Writing a dating profile

Even professional writers can find writing a dating profile challenging. But it doesn’t have to be so hard; just take a look at these top tips from profile writing expert Rebecca Perkins

Some people find writing their dating profile the hardest thing in the world. They know they have to make the effort but they’d rather be sitting in the dentist’s chair, or readying themselves for a parachute jump, than do it! Why is it that we find is so excruciating to write positively about ourselves? Is it because we were brought up not to brag or had someone tell us that ‘pride comes before a fall’? Whatever happened, something stuck and we now find it hard to write about ourselves in a positive way.

But, if you’ve chosen online dating, then you don’t have your scintillating personality to help you attract someone at a bar, on the tennis court or out on a dog walk, so you’re going to need to use your words instead. I’ve worked with all sorts of people to help them create an irresistible dating profile and it’s often those who write for a living that find it the hardest.

So, I thought I’d share a couple of exercises to limber up your writing muscles. The best place to start is simply to begin, anywhere, ideally with a pen or pencil and a journal. You can, of course, use your laptop or phone, but there’s a different type of creativity involved when we physically write by hand.

Exercise One

Start anywhere and keep the fact that you’re writing a dating profile at the very back of your mind; right now, you’re just writing. Perhaps you could start by describing a close friend or colleague that you respect – what is it about them that you like? What is about them that makes them so good at what they do? And what is it about them that makes you feel good about yourself? Set your timer for 15 minutes and just write, without lifting your pencil. Don’t worry about editing, crossing out or grammar checking, just write.

Now, think of someone else and repeat the same exercise again.

Next, imagine that it’s a friend who’s writing the same thing about you. Write it in the first person and again be careful not to judge yourself, be negative or think ‘I can’t do this.’ Try it. The aim to is loosen you up without expecting any other outcome and simply encouraging you to be free with your writing.

How did that feel?

Exercise Two

Another exercise I get my clients to complete before we begin working on their dating profile is to give me a list of the top five reasons someone would want to date them.

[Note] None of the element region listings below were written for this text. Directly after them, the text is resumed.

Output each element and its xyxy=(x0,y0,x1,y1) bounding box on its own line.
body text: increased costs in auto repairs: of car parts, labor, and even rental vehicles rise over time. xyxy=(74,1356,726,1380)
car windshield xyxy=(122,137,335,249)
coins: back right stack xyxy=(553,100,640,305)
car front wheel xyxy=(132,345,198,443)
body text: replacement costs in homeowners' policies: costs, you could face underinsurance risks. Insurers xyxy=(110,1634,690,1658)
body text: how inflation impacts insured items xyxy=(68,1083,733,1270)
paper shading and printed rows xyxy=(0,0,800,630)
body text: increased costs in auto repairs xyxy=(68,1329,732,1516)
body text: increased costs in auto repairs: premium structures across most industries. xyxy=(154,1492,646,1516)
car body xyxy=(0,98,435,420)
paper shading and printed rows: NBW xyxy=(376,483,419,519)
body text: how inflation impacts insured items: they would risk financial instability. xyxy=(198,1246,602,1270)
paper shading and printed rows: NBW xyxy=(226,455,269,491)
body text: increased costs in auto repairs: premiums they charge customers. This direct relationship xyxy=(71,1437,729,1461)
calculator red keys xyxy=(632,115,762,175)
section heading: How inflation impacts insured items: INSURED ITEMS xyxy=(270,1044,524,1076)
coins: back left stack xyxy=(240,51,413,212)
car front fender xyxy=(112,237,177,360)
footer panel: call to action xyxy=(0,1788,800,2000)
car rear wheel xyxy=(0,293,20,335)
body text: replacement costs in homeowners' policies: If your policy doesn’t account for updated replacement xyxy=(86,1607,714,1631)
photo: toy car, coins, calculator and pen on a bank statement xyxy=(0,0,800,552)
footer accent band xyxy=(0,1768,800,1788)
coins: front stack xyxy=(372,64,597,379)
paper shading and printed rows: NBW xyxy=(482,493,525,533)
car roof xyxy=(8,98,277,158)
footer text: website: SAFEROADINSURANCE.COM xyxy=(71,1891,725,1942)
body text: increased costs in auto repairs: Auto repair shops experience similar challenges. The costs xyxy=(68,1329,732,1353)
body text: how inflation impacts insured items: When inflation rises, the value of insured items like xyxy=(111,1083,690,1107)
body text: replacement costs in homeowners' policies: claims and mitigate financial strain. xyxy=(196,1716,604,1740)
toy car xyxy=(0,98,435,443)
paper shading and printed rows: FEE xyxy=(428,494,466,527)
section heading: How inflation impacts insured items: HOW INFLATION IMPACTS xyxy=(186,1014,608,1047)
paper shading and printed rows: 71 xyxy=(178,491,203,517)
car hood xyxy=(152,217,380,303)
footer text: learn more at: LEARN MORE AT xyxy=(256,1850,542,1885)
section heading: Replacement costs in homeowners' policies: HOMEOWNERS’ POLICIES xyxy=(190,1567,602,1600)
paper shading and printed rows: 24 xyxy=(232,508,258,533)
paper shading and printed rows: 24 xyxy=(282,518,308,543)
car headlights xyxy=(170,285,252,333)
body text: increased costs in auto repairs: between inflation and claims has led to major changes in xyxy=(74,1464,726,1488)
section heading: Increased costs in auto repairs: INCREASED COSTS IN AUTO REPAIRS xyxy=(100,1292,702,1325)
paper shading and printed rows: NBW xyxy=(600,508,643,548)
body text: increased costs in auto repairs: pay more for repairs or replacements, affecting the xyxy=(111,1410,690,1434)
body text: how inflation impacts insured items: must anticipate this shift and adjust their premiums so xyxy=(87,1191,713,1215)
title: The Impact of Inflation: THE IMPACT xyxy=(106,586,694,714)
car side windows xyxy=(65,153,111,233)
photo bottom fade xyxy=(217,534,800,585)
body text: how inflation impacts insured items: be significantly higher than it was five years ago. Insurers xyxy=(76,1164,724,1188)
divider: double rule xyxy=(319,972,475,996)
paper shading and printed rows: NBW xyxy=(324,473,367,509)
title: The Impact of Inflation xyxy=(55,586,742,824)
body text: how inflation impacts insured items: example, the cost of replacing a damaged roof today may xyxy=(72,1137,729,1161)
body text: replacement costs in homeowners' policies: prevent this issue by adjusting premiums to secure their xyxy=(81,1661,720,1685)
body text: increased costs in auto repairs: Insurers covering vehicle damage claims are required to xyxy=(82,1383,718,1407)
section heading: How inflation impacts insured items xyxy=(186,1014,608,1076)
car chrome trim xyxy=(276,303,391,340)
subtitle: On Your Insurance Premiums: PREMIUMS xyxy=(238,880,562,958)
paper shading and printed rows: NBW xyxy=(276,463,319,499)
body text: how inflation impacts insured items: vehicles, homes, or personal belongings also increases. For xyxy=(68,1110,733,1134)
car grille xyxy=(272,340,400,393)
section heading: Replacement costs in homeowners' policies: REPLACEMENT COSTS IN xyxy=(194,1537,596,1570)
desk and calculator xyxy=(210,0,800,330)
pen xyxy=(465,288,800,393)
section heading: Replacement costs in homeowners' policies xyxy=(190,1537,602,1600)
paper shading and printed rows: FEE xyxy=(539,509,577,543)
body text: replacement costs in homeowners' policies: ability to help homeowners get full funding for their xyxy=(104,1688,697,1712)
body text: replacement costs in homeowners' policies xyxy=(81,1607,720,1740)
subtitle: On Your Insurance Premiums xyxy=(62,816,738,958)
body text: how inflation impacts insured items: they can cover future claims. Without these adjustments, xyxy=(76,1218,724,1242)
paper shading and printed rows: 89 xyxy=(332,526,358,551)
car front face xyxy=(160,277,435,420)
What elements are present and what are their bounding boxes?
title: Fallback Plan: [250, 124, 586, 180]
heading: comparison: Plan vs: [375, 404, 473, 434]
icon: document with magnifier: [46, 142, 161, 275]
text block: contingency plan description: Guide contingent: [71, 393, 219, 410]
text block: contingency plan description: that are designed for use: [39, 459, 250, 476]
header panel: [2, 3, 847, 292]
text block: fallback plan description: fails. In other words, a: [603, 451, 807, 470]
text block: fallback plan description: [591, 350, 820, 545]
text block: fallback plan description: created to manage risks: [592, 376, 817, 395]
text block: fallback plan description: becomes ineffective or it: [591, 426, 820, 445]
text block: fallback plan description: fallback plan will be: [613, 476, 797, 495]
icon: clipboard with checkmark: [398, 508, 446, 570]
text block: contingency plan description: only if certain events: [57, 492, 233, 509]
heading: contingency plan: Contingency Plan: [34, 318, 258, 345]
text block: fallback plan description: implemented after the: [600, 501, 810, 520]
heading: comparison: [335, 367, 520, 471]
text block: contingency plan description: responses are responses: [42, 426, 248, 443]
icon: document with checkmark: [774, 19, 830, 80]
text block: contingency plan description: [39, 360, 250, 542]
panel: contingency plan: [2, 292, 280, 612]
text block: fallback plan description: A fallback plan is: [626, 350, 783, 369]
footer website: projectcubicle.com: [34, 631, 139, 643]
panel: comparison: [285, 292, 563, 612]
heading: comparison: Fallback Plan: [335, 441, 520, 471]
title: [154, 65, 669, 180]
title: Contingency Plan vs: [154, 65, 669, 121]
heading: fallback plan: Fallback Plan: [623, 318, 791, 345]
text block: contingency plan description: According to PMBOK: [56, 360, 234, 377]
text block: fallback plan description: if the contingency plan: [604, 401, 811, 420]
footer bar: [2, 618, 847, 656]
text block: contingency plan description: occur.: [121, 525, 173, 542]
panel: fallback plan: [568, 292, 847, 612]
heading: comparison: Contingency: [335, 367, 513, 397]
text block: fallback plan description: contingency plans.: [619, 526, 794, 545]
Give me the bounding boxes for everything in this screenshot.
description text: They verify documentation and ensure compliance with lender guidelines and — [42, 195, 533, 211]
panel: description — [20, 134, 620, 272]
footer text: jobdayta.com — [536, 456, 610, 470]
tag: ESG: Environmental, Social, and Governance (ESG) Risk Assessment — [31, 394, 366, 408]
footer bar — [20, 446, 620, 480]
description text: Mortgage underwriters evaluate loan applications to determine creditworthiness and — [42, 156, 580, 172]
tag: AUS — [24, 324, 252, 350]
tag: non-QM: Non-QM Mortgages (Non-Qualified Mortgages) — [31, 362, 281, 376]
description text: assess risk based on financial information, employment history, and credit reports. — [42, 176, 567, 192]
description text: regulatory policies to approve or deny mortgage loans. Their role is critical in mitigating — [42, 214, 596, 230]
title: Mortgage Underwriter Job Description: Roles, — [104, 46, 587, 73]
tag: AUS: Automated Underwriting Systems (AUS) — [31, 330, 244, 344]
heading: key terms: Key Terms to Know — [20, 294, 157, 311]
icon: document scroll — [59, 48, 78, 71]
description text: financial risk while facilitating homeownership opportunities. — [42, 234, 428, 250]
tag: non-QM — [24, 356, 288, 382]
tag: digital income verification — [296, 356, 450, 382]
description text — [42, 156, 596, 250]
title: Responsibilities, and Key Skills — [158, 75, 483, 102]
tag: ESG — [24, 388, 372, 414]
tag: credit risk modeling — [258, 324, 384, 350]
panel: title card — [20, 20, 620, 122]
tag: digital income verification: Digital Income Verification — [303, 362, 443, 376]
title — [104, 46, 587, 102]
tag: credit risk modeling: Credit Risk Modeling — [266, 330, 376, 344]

I’m not looking for clichés; every reason must be unique to you. Try not to be generic; avoid saying, ‘I’ve got a good sense of humour’ or ‘I have a wide circle of friends’ and instead aim for statements like, ‘My love of theatre has led me to join an amateur theatre group’ or ‘My trip to Singapore’s amazing hawker food markets led to the creation of my food blog.’ Have a go and have some fun playing with your thoughts and noting everything down in your journal.

It’s important to know what makes you different so that you can stand out from the crowd. Once you know what makes you unique, you can weave it through your profile – after all, you want potential dates to choose you rather than someone else’s!